In May the growth was -9.3 per cent. In May 2016, the sector’s credit grew at six per cent, which was the highest.

“The changing of an agricultural crop marketing policy and bad weather have torpedoed efforts of providing credit to agriculture,” banking credit expert Dominic Nombo told The Citizen yesterday.

He said the changing of agriculture crop marketing policy from individual buyers to co-operatives had reduced the number of borrowers from the sector. He said the government last year prohibited individual traders from buying commercial crops, leaving co-operative unions to do so.

“Previously, commercial banks used to lend to individuals crop buyers, but since they were prohibited from doing so, the number of borrowers has shrunk,” he said.

Since these potential borrowers were prohibited to buy crops directly from farmers, their ability to repay loans has substantially been affected, which increased more risks to banks balance sheets.

Most affected crops, which have had huge number of individual buyers were commercial, mainly tobacco, cashew nuts and cotton.

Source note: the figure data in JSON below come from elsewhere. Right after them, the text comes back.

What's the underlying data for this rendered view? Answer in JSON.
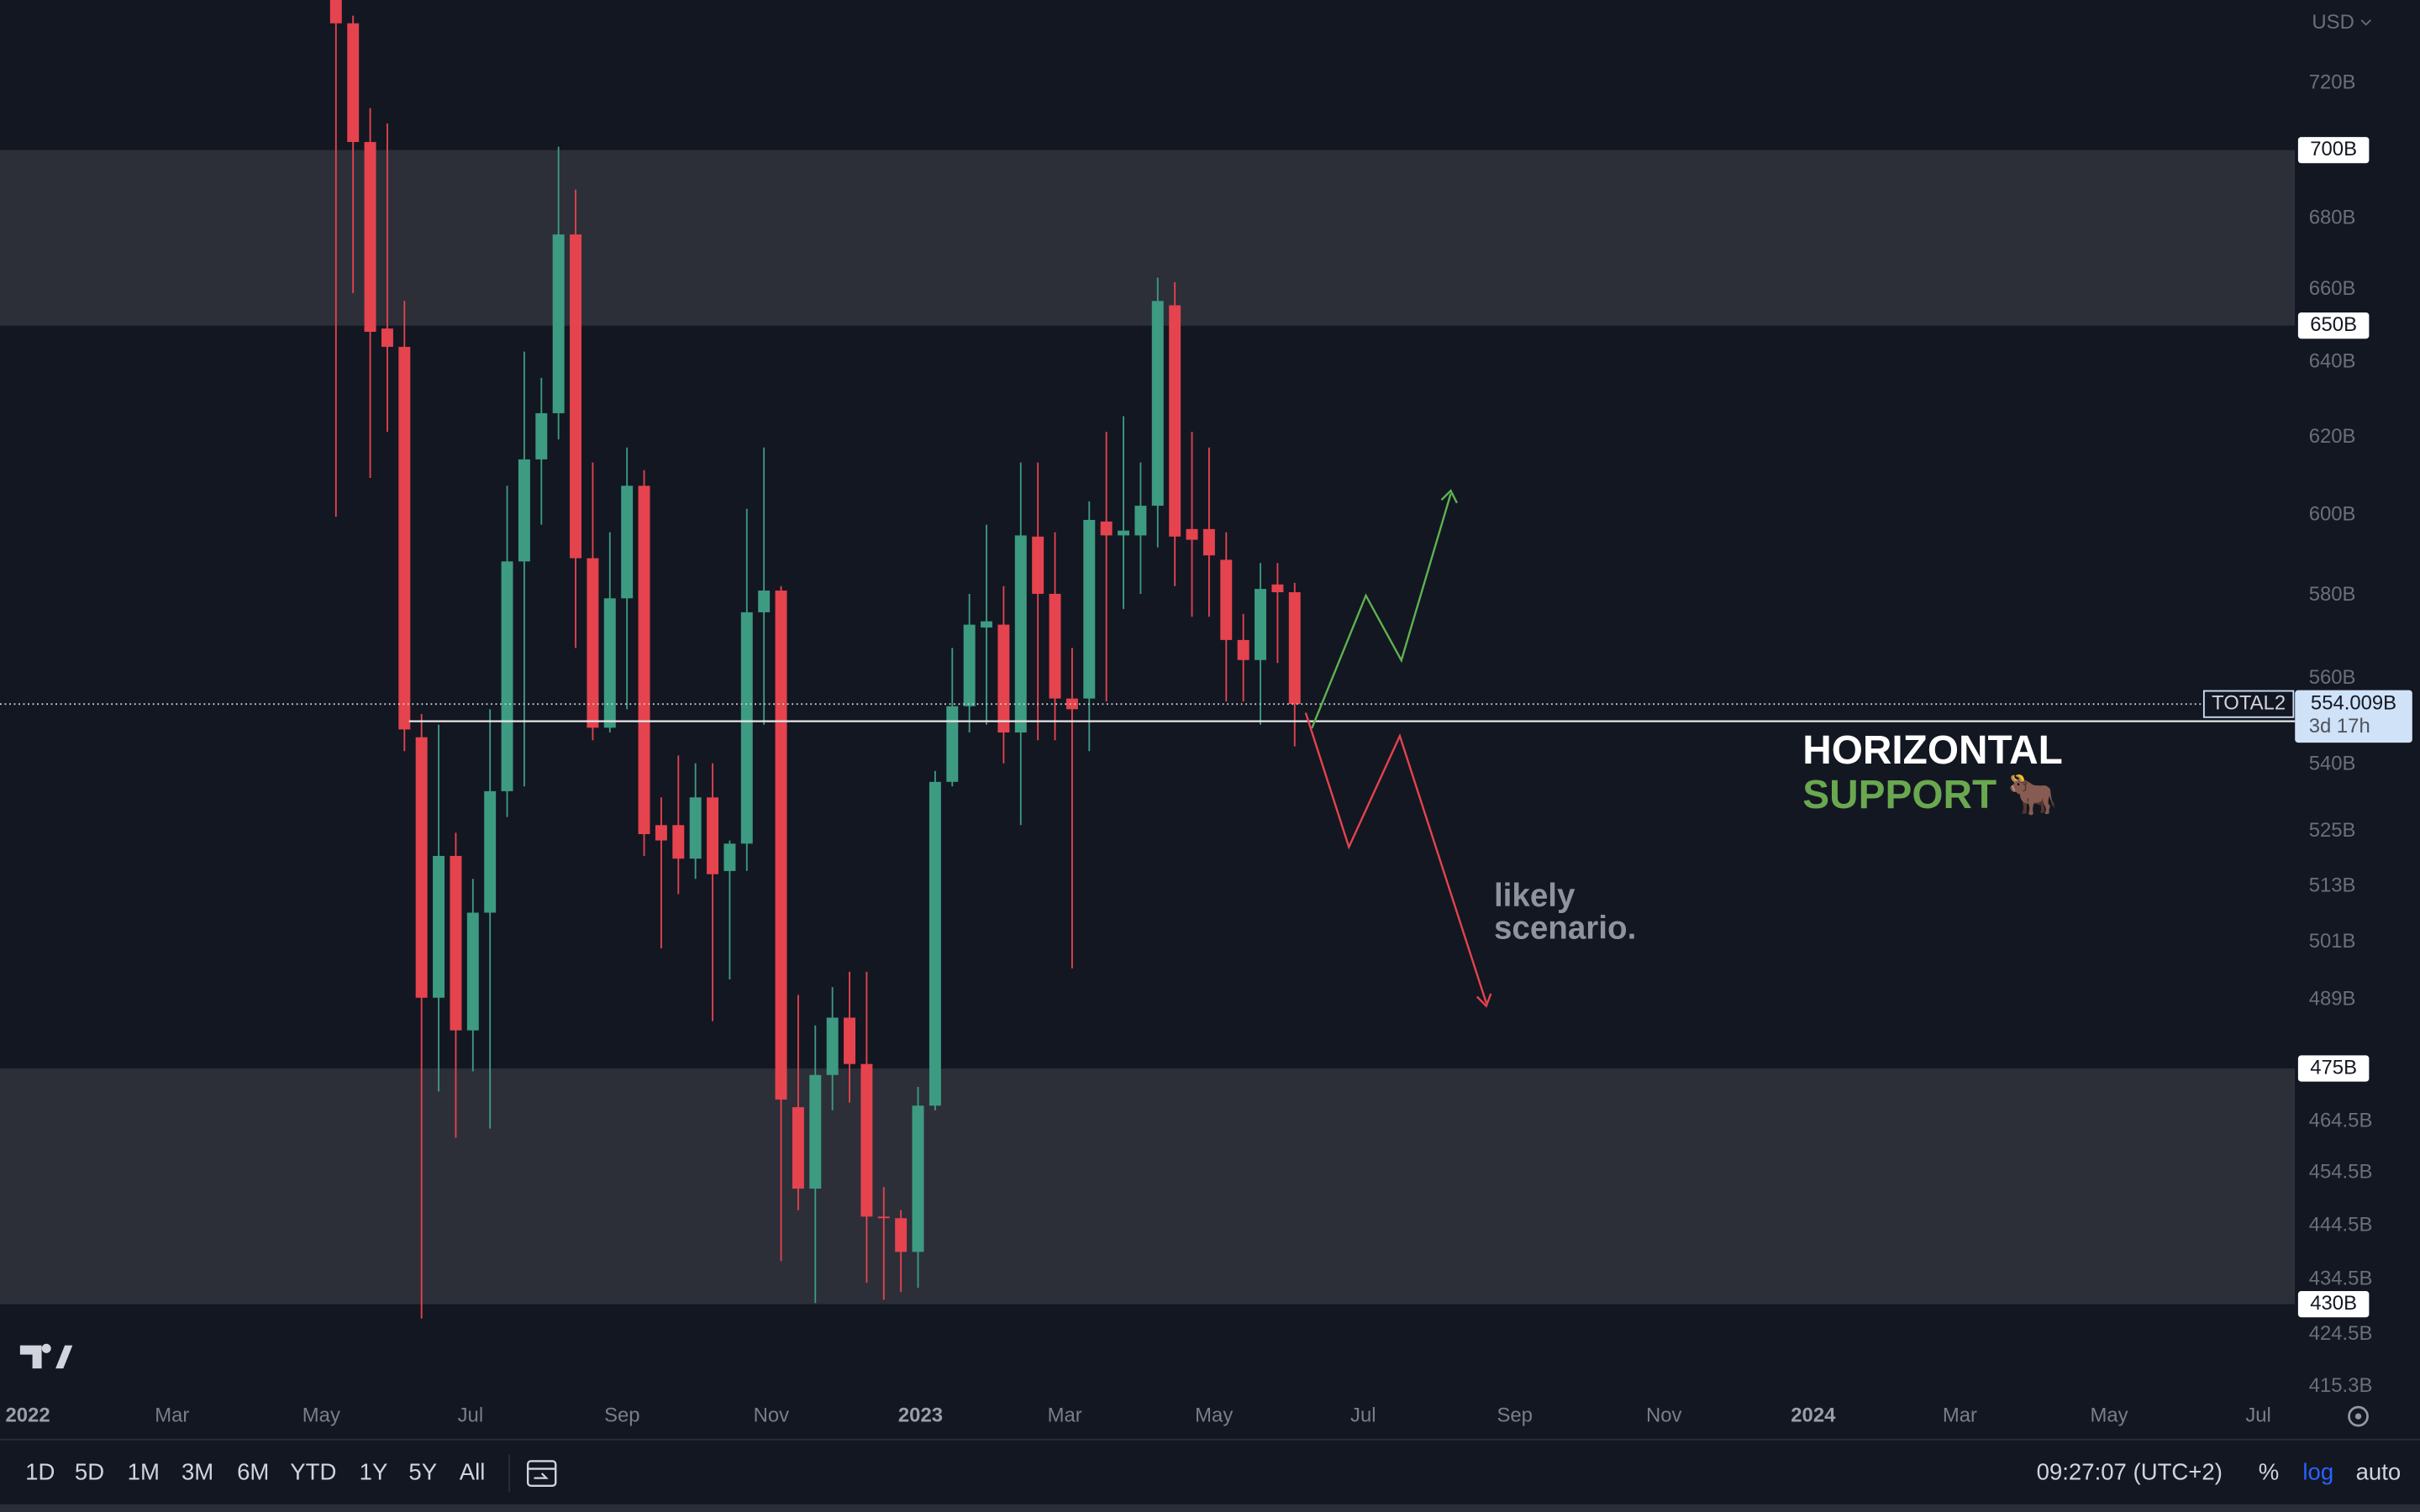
{
  "chart_data": {
    "type": "candlestick",
    "symbol": "TOTAL2",
    "currency": "USD",
    "log": true,
    "up_color": "#3d9b82",
    "down_color": "#e5434e",
    "xlim": [
      -11.36,
      927
    ],
    "xticks": [
      {
        "value": 0,
        "label": "2022"
      },
      {
        "value": 59,
        "label": "Mar"
      },
      {
        "value": 120,
        "label": "May"
      },
      {
        "value": 181,
        "label": "Jul"
      },
      {
        "value": 243,
        "label": "Sep"
      },
      {
        "value": 304,
        "label": "Nov"
      },
      {
        "value": 365,
        "label": "2023"
      },
      {
        "value": 424,
        "label": "Mar"
      },
      {
        "value": 485,
        "label": "May"
      },
      {
        "value": 546,
        "label": "Jul"
      },
      {
        "value": 608,
        "label": "Sep"
      },
      {
        "value": 669,
        "label": "Nov"
      },
      {
        "value": 730,
        "label": "2024"
      },
      {
        "value": 790,
        "label": "Mar"
      },
      {
        "value": 851,
        "label": "May"
      },
      {
        "value": 912,
        "label": "Jul"
      }
    ],
    "ylim": [
      413.6,
      745.8
    ],
    "yticks": [
      {
        "value": 720,
        "label": "720B"
      },
      {
        "value": 680,
        "label": "680B"
      },
      {
        "value": 660,
        "label": "660B"
      },
      {
        "value": 640,
        "label": "640B"
      },
      {
        "value": 620,
        "label": "620B"
      },
      {
        "value": 600,
        "label": "600B"
      },
      {
        "value": 580,
        "label": "580B"
      },
      {
        "value": 560,
        "label": "560B"
      },
      {
        "value": 540,
        "label": "540B"
      },
      {
        "value": 525,
        "label": "525B"
      },
      {
        "value": 513,
        "label": "513B"
      },
      {
        "value": 501,
        "label": "501B"
      },
      {
        "value": 489,
        "label": "489B"
      },
      {
        "value": 464.5,
        "label": "464.5B"
      },
      {
        "value": 454.5,
        "label": "454.5B"
      },
      {
        "value": 444.5,
        "label": "444.5B"
      },
      {
        "value": 434.5,
        "label": "434.5B"
      },
      {
        "value": 424.5,
        "label": "424.5B"
      },
      {
        "value": 415.3,
        "label": "415.3B"
      }
    ],
    "x": [
      126,
      133,
      140,
      147,
      154,
      161,
      168,
      175,
      182,
      189,
      196,
      203,
      210,
      217,
      224,
      231,
      238,
      245,
      252,
      259,
      266,
      273,
      280,
      287,
      294,
      301,
      308,
      315,
      322,
      329,
      336,
      343,
      350,
      357,
      364,
      371,
      378,
      385,
      392,
      399,
      406,
      413,
      420,
      427,
      434,
      441,
      448,
      455,
      462,
      469,
      476,
      483,
      490,
      497,
      504,
      511,
      518
    ],
    "open": [
      745.8,
      738.5,
      702.4,
      649.2,
      644.2,
      546.3,
      489.4,
      519.6,
      482.7,
      507.3,
      534.0,
      588.4,
      614.3,
      626.4,
      675.5,
      589.2,
      548.5,
      579.3,
      607.5,
      526.4,
      526.4,
      519.0,
      532.6,
      516.3,
      522.3,
      575.9,
      581.2,
      467.3,
      451.5,
      473.7,
      485.3,
      475.9,
      446.2,
      445.9,
      439.6,
      467.6,
      536.1,
      553.5,
      572.2,
      572.9,
      547.4,
      594.6,
      580.4,
      555.3,
      555.3,
      598.4,
      594.9,
      594.9,
      602.4,
      655.6,
      596.5,
      596.5,
      588.8,
      569.2,
      564.4,
      582.7,
      580.8
    ],
    "high": [
      745.8,
      740.9,
      712.5,
      707.9,
      656.8,
      551.7,
      549.2,
      524.7,
      514.6,
      552.8,
      607.5,
      642.9,
      635.8,
      701.0,
      688.4,
      613.5,
      595.7,
      617.4,
      611.5,
      532.6,
      542.1,
      540.3,
      540.3,
      523.0,
      601.6,
      617.4,
      582.3,
      490.0,
      483.7,
      491.6,
      494.8,
      494.8,
      451.8,
      447.4,
      471.3,
      538.6,
      567.3,
      580.4,
      597.6,
      582.3,
      613.5,
      613.5,
      595.7,
      567.3,
      603.5,
      621.5,
      625.6,
      613.5,
      663.3,
      662.0,
      621.5,
      617.4,
      595.7,
      575.5,
      588.0,
      588.0,
      583.1
    ],
    "low": [
      599.6,
      659.0,
      609.5,
      621.5,
      543.1,
      427.4,
      470.4,
      461.3,
      474.4,
      463.1,
      528.2,
      535.1,
      597.6,
      619.5,
      567.3,
      545.6,
      547.4,
      552.8,
      519.6,
      499.7,
      511.3,
      514.6,
      484.6,
      493.2,
      516.3,
      549.2,
      437.9,
      447.4,
      430.2,
      466.7,
      468.2,
      433.9,
      430.8,
      432.2,
      433.0,
      466.7,
      535.1,
      547.4,
      549.2,
      540.3,
      526.4,
      545.6,
      545.6,
      495.5,
      543.1,
      554.6,
      576.7,
      580.4,
      591.9,
      582.3,
      574.8,
      574.8,
      554.6,
      554.6,
      549.2,
      563.7,
      544.2
    ],
    "close": [
      738.5,
      702.4,
      648.3,
      644.2,
      548.1,
      489.4,
      519.6,
      482.7,
      507.3,
      534.0,
      588.4,
      614.3,
      626.4,
      675.5,
      589.2,
      548.5,
      579.3,
      607.5,
      524.4,
      523.0,
      519.0,
      532.6,
      515.6,
      522.3,
      575.9,
      581.2,
      468.8,
      451.5,
      473.7,
      485.3,
      475.9,
      446.2,
      445.9,
      439.6,
      467.6,
      536.1,
      553.5,
      572.9,
      573.7,
      547.4,
      594.9,
      580.4,
      555.3,
      552.8,
      598.8,
      594.9,
      596.1,
      602.4,
      656.8,
      594.6,
      593.8,
      589.9,
      569.2,
      564.4,
      581.6,
      580.8,
      554.009
    ],
    "zones": [
      {
        "low": {
          "value": 650,
          "label": "650B"
        },
        "high": {
          "value": 700,
          "label": "700B"
        }
      },
      {
        "low": {
          "value": 430,
          "label": "430B"
        },
        "high": {
          "value": 475,
          "label": "475B"
        }
      }
    ],
    "support_line": 550,
    "last_price": {
      "value": 554.009,
      "label": "554.009B"
    },
    "countdown": "3d 17h",
    "annotations": {
      "support_1": "HORIZONTAL",
      "support_2": "SUPPORT 🐂",
      "scenario_1": "likely",
      "scenario_2": "scenario."
    }
  },
  "toolbar": {
    "ranges": [
      "1D",
      "5D",
      "1M",
      "3M",
      "6M",
      "YTD",
      "1Y",
      "5Y",
      "All"
    ],
    "clock": "09:27:07 (UTC+2)",
    "percent": "%",
    "log": "log",
    "auto": "auto"
  }
}
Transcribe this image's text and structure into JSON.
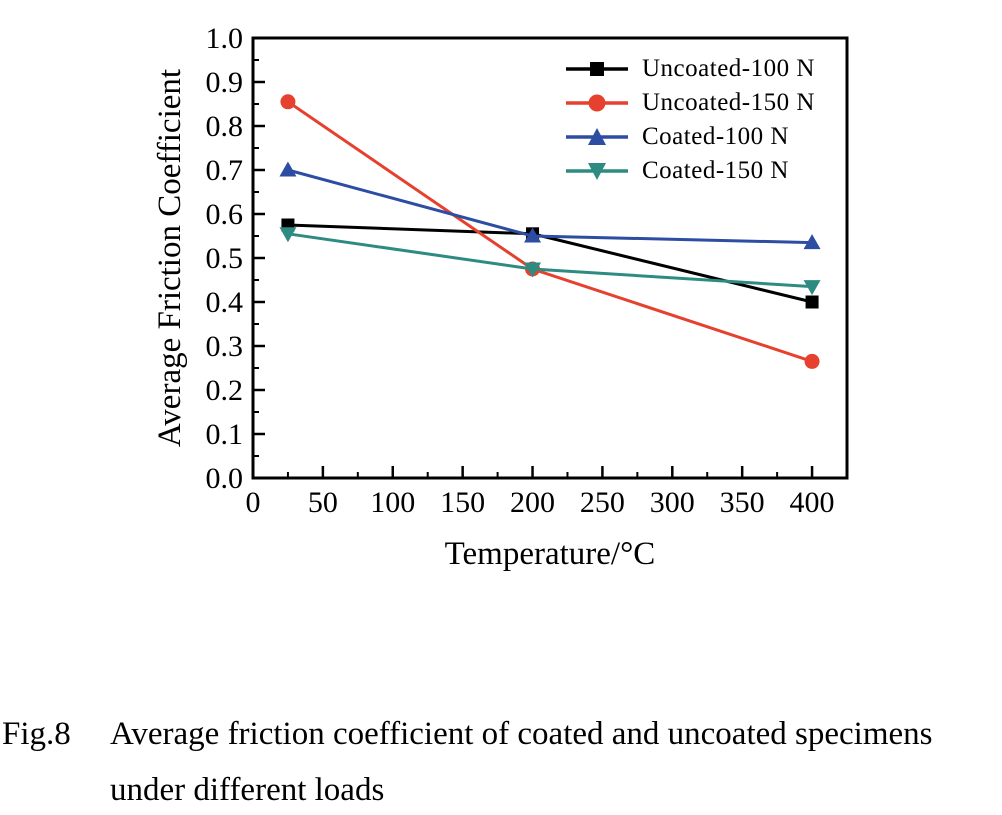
{
  "figure": {
    "label": "Fig.8",
    "caption_line1": "Average friction coefficient of coated and uncoated specimens",
    "caption_line2": "under different loads"
  },
  "chart_data": {
    "type": "line",
    "title": "",
    "xlabel": "Temperature/°C",
    "ylabel": "Average Friction Coefficient",
    "xlim": [
      0,
      425
    ],
    "ylim": [
      0.0,
      1.0
    ],
    "x_major_ticks": [
      0,
      50,
      100,
      150,
      200,
      250,
      300,
      350,
      400
    ],
    "x_minor_ticks": [
      25,
      75,
      125,
      175,
      225,
      275,
      325,
      375
    ],
    "y_major_ticks": [
      "0.0",
      "0.1",
      "0.2",
      "0.3",
      "0.4",
      "0.5",
      "0.6",
      "0.7",
      "0.8",
      "0.9",
      "1.0"
    ],
    "y_minor_step": 0.05,
    "grid": false,
    "legend_position": "top-right-inside",
    "frame_color": "#000000",
    "x": [
      25,
      200,
      400
    ],
    "series": [
      {
        "name": "Uncoated-100 N",
        "color": "#000000",
        "marker": "square",
        "values": [
          0.575,
          0.555,
          0.4
        ]
      },
      {
        "name": "Uncoated-150 N",
        "color": "#e6402e",
        "marker": "circle",
        "values": [
          0.855,
          0.475,
          0.265
        ]
      },
      {
        "name": "Coated-100 N",
        "color": "#2d4da3",
        "marker": "triangle-up",
        "values": [
          0.7,
          0.55,
          0.535
        ]
      },
      {
        "name": "Coated-150 N",
        "color": "#2d8b82",
        "marker": "triangle-down",
        "values": [
          0.555,
          0.475,
          0.435
        ]
      }
    ]
  }
}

Many farmers now sell their produce directly to co-operative.

“Loans repayment has been affected to a great extent because the abilities of borrowers were ruined as they are no longer doing crop businesses,” he said. “Banks core capital has dropped and risk on agrifinance now stands at 12-15 per cent.”

The other factor that has caused the shrinkage in agrifinance, according to another banker who did want to be mentioned, was last year’s unfavouable weather condition, especially in Lake, Western and Central zones.

“Drought hit most parts of the country last year.”